No caso específico da tragédia no litoral paranaense, Kneib ainda destaca o papel do próprio homem na criação de condições favoráveis para um desastre. “A Serra do Mar é uma barreira física [para a passagem dos ventos] que acaba intensificando o volume de chuva. Sem a Serra do Mar, também ia chover, mas não ia ter tanto desastre. Mas aí já é uma consequência, também, do planejamento urbano. Criam rodovia numa serra, você desmata, e isso tudo tem consequências.”
Barragens da Grande Curitiba atingem 100% da capacidade
Os dias de chuva no Paraná a partir de 2021, por outro lado, também garantiram o fim da crise hídrica que assolou o estado entre 2019 e 2021. No começo de novembro, por exemplo, as quatro barragens do Sistema de Abastecimento Integrado (SAIC) da Região Metropolitana de Curitiba (RMC) atingiram 100% de sua capacidade. O pleno restabelecimento do sistema (que segue com sua capacidade no limite) ocorreu pela primeira vez ao longo de toda a crise no último dia 1º.
O Paraná foi duramente castigado pela estiagem em 2020, quando os reservatórios atingiram níveis mínimos históricos, de 26,77%, em novembro daquele ano. Segundo o Governo do Paraná, foi a maior estiagem dos últimos 50 anos, pelo menos. Entre 17 de março de 2020 e 21 de janeiro deste ano, então, a Grande Curitiba teve de conviver com o rodízio no abastecimento de água, sendo que ao longo desses 649 dias chegou a ser implementado um rodízio com 36 horas com água por até 36 horas de suspensão no fornecimento de água.
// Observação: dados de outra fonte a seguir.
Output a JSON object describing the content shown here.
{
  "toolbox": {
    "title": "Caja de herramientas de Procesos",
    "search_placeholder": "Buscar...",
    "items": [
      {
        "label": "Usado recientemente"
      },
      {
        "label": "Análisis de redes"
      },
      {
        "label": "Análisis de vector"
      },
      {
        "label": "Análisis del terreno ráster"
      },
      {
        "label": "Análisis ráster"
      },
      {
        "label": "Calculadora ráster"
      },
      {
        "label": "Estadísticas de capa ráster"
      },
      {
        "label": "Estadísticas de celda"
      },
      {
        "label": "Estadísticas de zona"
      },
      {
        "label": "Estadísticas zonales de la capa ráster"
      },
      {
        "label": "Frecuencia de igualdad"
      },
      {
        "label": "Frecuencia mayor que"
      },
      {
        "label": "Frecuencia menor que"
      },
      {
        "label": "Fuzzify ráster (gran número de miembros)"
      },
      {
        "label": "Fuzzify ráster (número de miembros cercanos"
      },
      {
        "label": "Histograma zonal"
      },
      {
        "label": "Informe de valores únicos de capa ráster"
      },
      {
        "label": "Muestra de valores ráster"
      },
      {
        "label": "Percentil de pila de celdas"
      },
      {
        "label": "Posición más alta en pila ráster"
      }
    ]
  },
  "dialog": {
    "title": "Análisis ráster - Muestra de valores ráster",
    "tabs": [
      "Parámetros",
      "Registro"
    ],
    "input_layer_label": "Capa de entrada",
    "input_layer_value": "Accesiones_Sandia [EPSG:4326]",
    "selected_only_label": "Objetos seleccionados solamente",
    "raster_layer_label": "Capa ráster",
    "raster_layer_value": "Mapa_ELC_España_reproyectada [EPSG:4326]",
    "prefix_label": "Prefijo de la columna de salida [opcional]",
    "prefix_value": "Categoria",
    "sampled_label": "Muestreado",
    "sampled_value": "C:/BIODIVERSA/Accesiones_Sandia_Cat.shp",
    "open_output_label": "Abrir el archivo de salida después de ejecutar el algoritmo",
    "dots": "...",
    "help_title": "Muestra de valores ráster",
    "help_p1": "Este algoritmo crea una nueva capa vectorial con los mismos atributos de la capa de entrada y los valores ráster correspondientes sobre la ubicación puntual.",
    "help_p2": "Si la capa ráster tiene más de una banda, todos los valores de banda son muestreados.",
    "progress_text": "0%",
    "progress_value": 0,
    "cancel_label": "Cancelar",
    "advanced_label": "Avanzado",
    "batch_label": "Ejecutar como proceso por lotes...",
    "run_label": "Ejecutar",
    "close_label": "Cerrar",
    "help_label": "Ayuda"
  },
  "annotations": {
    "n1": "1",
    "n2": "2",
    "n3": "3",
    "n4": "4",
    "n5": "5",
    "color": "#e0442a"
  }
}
Além do rodízio, contudo, o tempo seco também aumentou o risco e as ocorrências de incêndio pelo estado e impôs perdas financeiras para a agricultura. É que sem chuvas significativas no momento do plantio de grãos, muitos produtores atrasaram a semeadura, fazendo com que a produção sofresse impacto de pragas e de geadas fora dos ciclos convencionais.
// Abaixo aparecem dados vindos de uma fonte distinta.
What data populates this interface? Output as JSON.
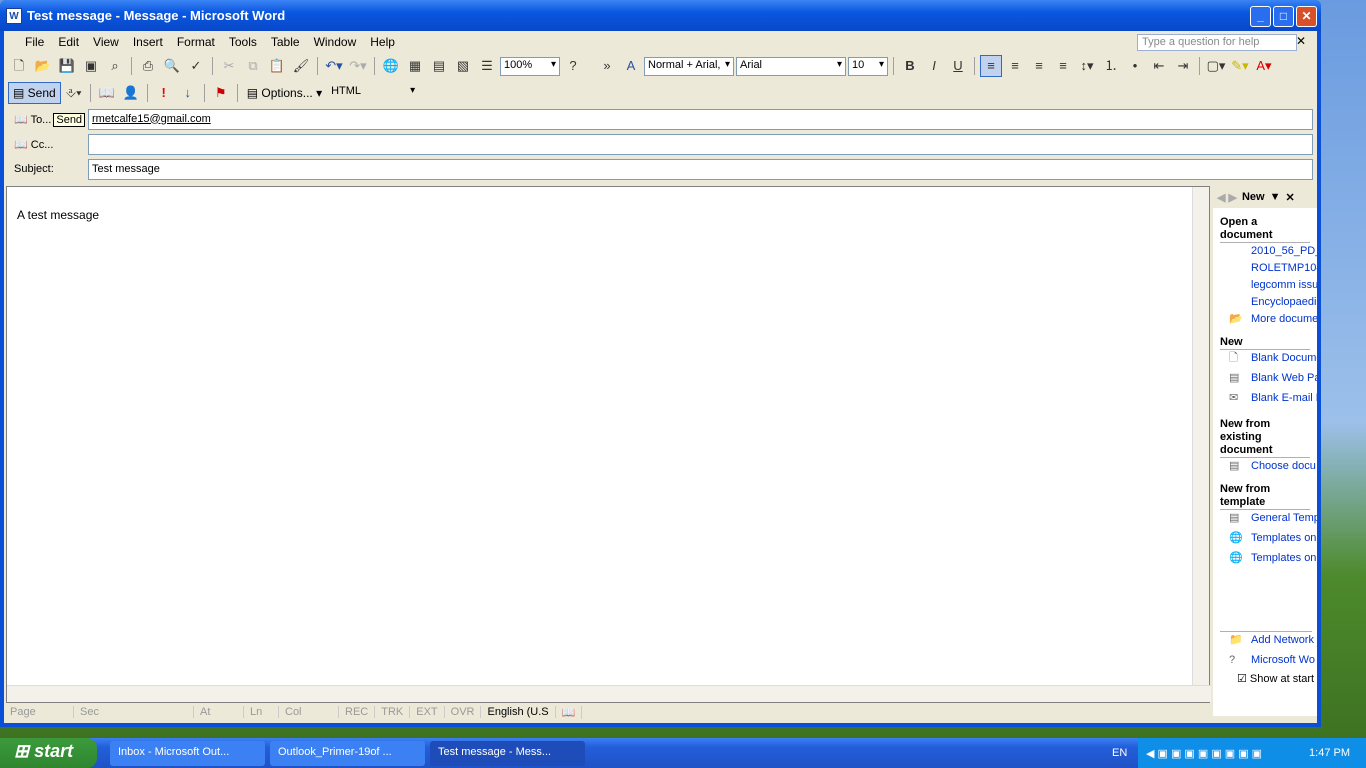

A saúde também acabou impactada, por causa do clima seco.
Riscos
Desastres potencializados nas rodovias
Os problemas nas estradas, contudo, são apenas um dos reflexos das chuvas intensas pelo Paraná. Desde o mês passado o estado também tem sido afetado por vendavais, inundações e fortes enxurradas, além das quedas de barreiras. Conforme a Defesa Civil, só nos últimos dois meses foram registradas 116 ocorrências relacionadas às chuvas, com 116 municípios atingidos e 104.700 pessoas afetadas. Pelo menos oito pessoas já faleceram por conta dessas situações – além das duas mortes já confirmadas em Guaratuba, outras quatro pessoas faleceram em ocorrências de enxurrada, uma delas em Nova Laranjeiras, na região central do Paraná (onde quatro pessoas morreram), e outra em Pato Branco, no sudoeste do estado (duas crianças faleceram após serem levadas numa enxurrada).
Em outubro, um desmoronamento de toneladas de pedras nas proximidades do Viaduto dos Padres, na BR-277, bloqueou a rodovia no sentido litoral. O problema persistiu por semanas e recentemente foi ainda registrado mais dois deslizamentos de terra no local, que hoje foi parcialmente liberado, com o trânsito passando a fluir em pista simples. Ainda em outubro, um trecho da rodovia PR-182, em Salgado Filho, no sudoeste paranaense, chegou a ceder e desmoronar por conta da chuva, enquanto em Coronel Vivida um deslizamento de terra bloqueou totalmente a PR-562.
Para piorar, nos próximos dias a previsão para os próximos dias é de um aumento no volume de chuva. Hoje o dia segue com alguma instabilidade atmosférica em função do tempo abafado no Paraná. Possibilidade de chuva, é considerado mais alto a partir do período da tarde, sendo que em alguns casos, as chuvas podem ser acompanhadas de trovoadas.